How union workers can take control of their KiwiSaver in 2023

If you’ve been thinking about reviewing your KiwiSaver this year, or you’re weighing up the merits of joining the retirement savings scheme, it’s important that you know how to get the most out of your KiwiSaver. To help you take control of your KiwiSaver this year, we’ve put together some things you’ll need to take a look at. 

Know what fund you’re in

It’s likely that the fund you’re currently in was chosen for you by default when you first signed up, or it’s one that was deemed suitable for you at the time. To maximise your KiwiSaver and ensure you don’t miss out come retirement, make sure you know what fund you’re currently in, and whether that fund is still suitable for your current situation. 

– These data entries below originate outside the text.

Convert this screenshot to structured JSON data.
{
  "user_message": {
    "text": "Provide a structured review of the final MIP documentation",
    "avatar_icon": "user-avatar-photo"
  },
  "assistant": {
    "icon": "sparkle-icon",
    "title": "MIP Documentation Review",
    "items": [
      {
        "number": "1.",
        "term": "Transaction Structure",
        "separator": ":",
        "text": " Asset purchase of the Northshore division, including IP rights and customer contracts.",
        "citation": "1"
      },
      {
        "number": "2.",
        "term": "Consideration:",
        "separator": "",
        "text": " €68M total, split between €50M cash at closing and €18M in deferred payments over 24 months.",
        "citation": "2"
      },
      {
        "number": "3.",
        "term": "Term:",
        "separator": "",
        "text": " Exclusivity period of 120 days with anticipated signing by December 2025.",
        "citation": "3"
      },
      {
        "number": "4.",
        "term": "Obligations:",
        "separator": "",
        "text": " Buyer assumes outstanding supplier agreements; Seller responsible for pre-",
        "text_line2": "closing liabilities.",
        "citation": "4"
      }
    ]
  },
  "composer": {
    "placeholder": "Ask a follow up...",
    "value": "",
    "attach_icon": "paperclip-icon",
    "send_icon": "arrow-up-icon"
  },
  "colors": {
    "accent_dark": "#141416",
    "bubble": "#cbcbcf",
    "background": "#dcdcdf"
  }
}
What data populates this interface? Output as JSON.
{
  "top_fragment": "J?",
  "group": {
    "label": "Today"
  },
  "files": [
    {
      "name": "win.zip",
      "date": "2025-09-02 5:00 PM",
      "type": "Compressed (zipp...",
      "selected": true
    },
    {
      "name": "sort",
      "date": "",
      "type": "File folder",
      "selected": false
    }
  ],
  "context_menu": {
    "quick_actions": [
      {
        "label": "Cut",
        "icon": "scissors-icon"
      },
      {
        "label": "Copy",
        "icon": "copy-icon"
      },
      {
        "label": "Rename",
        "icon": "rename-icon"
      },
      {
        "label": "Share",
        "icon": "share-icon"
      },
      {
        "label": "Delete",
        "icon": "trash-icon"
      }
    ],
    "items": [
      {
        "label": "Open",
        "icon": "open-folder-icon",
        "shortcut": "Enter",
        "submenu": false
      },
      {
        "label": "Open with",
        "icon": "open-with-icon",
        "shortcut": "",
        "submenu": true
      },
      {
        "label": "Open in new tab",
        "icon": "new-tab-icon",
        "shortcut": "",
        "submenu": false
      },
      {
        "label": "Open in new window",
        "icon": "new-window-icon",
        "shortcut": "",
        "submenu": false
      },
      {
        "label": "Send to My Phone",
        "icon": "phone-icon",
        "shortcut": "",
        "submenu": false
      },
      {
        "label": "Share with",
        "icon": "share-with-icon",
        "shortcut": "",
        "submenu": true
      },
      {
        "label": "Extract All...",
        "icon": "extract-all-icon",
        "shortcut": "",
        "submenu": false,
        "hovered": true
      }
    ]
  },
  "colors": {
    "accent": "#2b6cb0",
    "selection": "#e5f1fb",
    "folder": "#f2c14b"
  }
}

There are a few different KiwiSaver fund types, so you’ll need to do a bit of research or chat to an adviser to figure out your risk appetite and how much longer you’ve got before you can access your KiwiSaver funds. For example, if you’re likely to be drawing money out from your KiwiSaver sooner rather than later, you might consider switching to a more conservative fund type.

Review your contributions

The current contribution rates for KiwiSaver are 3%, 4%, 6%, 8%, or 10% - that’s how much of your salary you’ve chosen to contribute to your KiwiSaver fund. When you first signed up, you might have been contributing only 3% or 4%, but if your circumstances have changed and you’re earning more than before, you might like to increase your contribution so that you can enjoy a more comfortable retirement.

To receive the annual Government Contribution of $521.43, you’ll need to make sure you’re contributing at least $1042.86 during the KiwiSaver year of July to June. It’s a good idea to regularly review your contributions to make sure you’ve contributed that amount, especially if your circumstances have changed.

Scrutinise the fees you’re paying

Because KiwiSaver is an investment, the different KiwiSaver providers charge varying degrees of fees for managing your account, depending on the type of fund you’re in. More actively managed funds will usually have higher fees as they often have higher returns, but that’s not always the case.

It’s important to know your rate of return versus the fees you’re paying, and if you’re not happy with those numbers, it might be time to check out what other providers are offering.

If you’re not sure what fees you’re paying, Sorted has a great comparison tool on their website which details the returns and fees for each KiwiSaver provider and fund type to help you compare.